Por estas alturas as despesas com os enjeitados pertenciam às Câmaras e nelas se incluíam, entre outras, as da Casa da Roda, rodeira e ama de leite.

Em 1841, reunida a Câmara é de opinião de que “carecendo o telhado da Casa da Roda desta vila de ser revolvido pelas muitas goteiras que já tem, tal despesa seja feita por conta da rodeira, visto que nenhum aluguel paga, devendo assim concorrer com esses pequenos reparos, ficando a cargo da Câmara os maiores”. (3)

[Antiga e desaparecida farmácia, propriedade municipal e onde funcionou a Casa da Roda. Des. de JV, 1993]

Na sessão da Câmara de 11 de Fevereiro de 1842, o Presidente disse que era necessário nomear nova ama de leite e que ele, levado pela necessidade, o havia feito interinamente a favor de Ana Baptista, desta vila, que julgava ser muito capaz não só por ter muito bom leite, mas também por ser actualmente rodeira.

A Câmara transformou a nomeação em definitiva.

Meses depois conclui-se que havia falta de amas de leite visto o ordenado não ser convidativo. Só obrigadas se conseguiam.

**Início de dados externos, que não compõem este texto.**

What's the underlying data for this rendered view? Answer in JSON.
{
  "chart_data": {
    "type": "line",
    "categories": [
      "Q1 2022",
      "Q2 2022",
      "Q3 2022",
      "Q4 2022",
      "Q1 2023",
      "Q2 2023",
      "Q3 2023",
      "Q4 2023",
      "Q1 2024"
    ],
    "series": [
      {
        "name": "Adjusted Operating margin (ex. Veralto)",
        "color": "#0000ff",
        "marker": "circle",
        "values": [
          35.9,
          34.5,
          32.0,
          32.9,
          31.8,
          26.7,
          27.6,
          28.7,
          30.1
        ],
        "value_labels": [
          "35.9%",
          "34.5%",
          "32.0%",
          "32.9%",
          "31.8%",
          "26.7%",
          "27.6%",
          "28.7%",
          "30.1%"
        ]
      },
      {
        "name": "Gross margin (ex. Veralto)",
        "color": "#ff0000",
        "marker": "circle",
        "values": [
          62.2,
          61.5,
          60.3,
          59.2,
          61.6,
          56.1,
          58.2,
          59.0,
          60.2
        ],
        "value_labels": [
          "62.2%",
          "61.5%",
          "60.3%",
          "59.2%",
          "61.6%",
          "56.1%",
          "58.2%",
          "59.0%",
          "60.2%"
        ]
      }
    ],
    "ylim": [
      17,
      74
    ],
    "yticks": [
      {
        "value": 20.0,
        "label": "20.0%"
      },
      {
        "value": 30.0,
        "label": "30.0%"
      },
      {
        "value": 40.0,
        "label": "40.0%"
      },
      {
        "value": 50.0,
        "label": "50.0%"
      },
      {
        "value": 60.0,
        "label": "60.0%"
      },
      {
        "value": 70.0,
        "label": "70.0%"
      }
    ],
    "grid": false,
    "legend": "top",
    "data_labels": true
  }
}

Era injusto que só as mulheres da freguesia de Alcoutim fossem obrigadas a criar enjeitados e daqui em diante haviam de ser repartidos por todas as freguesias, segundo o número de fogos de cada uma, à razão de duzentos por exposto, competindo o primeiro que vier, à freguesia do Pereiro.

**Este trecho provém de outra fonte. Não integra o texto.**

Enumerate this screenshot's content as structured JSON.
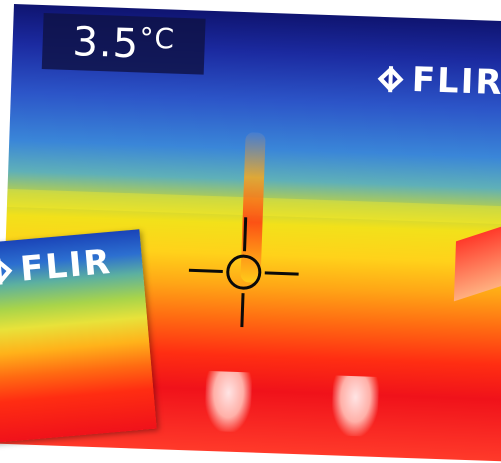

A título de curiosidade indicamos as rodeiras e amas de leite que identificámos:

1842 – Ana Baptista (rodeira e ama de leite)
1843 – Margarida Rita.
1845 – Inácia Maria, era mulher de Sebastião José de Freitas.
1845 – Pulquéria Maria Cavaca, de Santa Marta.
1849 – Sebastiana Orta, mulher de Francisco Maria Xavier d `Andrade, desta vila.
1853 – Idem.
1856 – Maria Eugénia, mulher de Joaquim Rodrigues, da vila.
1861 – Ana Ventura (deixou de o ser por padecer de moléstia)
1862 – Maria Joaquina.
1864 – Maria Joaquina

Em 1852 o Governador Civil recomenda à Câmara que lhe remeta relatório da administração dos expostos do concelho, acompanhado de mapas explicativos e dos esclarecimentos que se julguem necessários sobre o assunto e isto relativo ao ano de 1851.

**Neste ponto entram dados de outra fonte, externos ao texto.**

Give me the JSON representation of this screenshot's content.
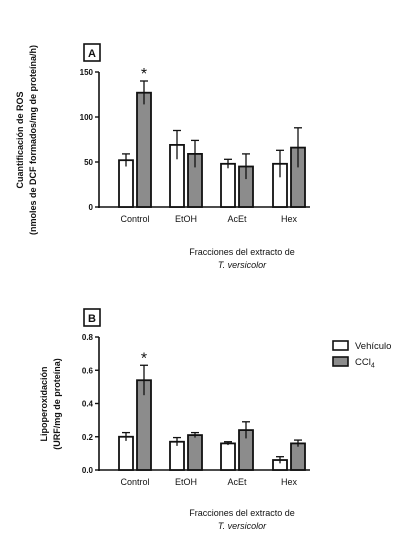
{
  "chart_data": [
    {
      "type": "bar",
      "panel_label": "A",
      "categories": [
        "Control",
        "EtOH",
        "AcEt",
        "Hex"
      ],
      "series": [
        {
          "name": "Vehículo",
          "color": "#ffffff",
          "values": [
            52,
            69,
            48,
            48
          ],
          "errors": [
            7,
            16,
            5,
            15
          ]
        },
        {
          "name": "CCl4",
          "color": "#8c8c8c",
          "values": [
            127,
            59,
            45,
            66
          ],
          "errors": [
            13,
            15,
            14,
            22
          ]
        }
      ],
      "ylabel_line1": "Cuantificación de ROS",
      "ylabel_line2": "(nmoles de DCF formados/mg de proteína/h)",
      "xlabel_line1": "Fracciones del extracto de",
      "xlabel_line2": "T. versicolor",
      "yticks": [
        "0",
        "50",
        "100",
        "150"
      ],
      "ylim": [
        0,
        150
      ],
      "significance": [
        {
          "category": "Control",
          "series": "CCl4",
          "mark": "*"
        }
      ]
    },
    {
      "type": "bar",
      "panel_label": "B",
      "categories": [
        "Control",
        "EtOH",
        "AcEt",
        "Hex"
      ],
      "series": [
        {
          "name": "Vehículo",
          "color": "#ffffff",
          "values": [
            0.2,
            0.17,
            0.16,
            0.06
          ],
          "errors": [
            0.025,
            0.025,
            0.01,
            0.02
          ]
        },
        {
          "name": "CCl4",
          "color": "#8c8c8c",
          "values": [
            0.54,
            0.21,
            0.24,
            0.16
          ],
          "errors": [
            0.09,
            0.015,
            0.05,
            0.02
          ]
        }
      ],
      "ylabel_line1": "Lipoperoxidación",
      "ylabel_line2": "(URF/mg de proteína)",
      "xlabel_line1": "Fracciones del extracto de",
      "xlabel_line2": "T. versicolor",
      "yticks": [
        "0.0",
        "0.2",
        "0.4",
        "0.6",
        "0.8"
      ],
      "ylim": [
        0,
        0.8
      ],
      "significance": [
        {
          "category": "Control",
          "series": "CCl4",
          "mark": "*"
        }
      ]
    }
  ],
  "legend": {
    "items": [
      {
        "label": "Vehículo",
        "color": "#ffffff"
      },
      {
        "label_main": "CCl",
        "label_sub": "4",
        "color": "#8c8c8c"
      }
    ],
    "placement": "right"
  }
}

O Presidente é de opinião que se insista no sentido de aumentar o ordenado das amas de criação (4). No caso de não ser autorizado, que em contrapartida se permita pagar à rodeira apenas 500 réis mensais, sendo o restante dividido pelas amas de criação. O pedido é feito nestes termos porque se considera o emprego de rodeira absolutamente desnecessário. (5)

Em 12 de Janeiro de 1858 uma pobre mulher da vila de Alcoutim deu à luz uma menina. Para ocultar a sua fragilidade, havia-a mandado expor em Sanlúcar, Reino de Hespanha, donde três dias depois havia sido recambiada e sendo apurado que era sua filha, o Administrador o Administrador lha havia mandado entregar.

Tendo três filhos de tenra idade provenientes do matrimónio e sem ter meios para os sustentar, via-se agora com mais a filha ilegítima pelo que pedia à Câmara que considerasse a filha como exposta e ela como ama de criação, o que veio a suceder, minorando os problemas desta pobre viúva.

Em 1 de Outubro de 1864, as rodas dos expostos em todos os concelhos em que haviam sido suprimidas, como era o caso de Alcoutim, são restabelecidas, havendo assim necessidade de nomear rodeira e ama de leite, o que veio a recair respectivamente em Ana Baptista (que já o era antes da supressão e Maria Joaquina, mulher de José Canelas. (6)

A situação não deveria ter durado muito tempo já que em 19 de Setembro de 1867 a edilidade debate-se com a circunstância de aparecerem expostos e não existir roda nem ama de leite.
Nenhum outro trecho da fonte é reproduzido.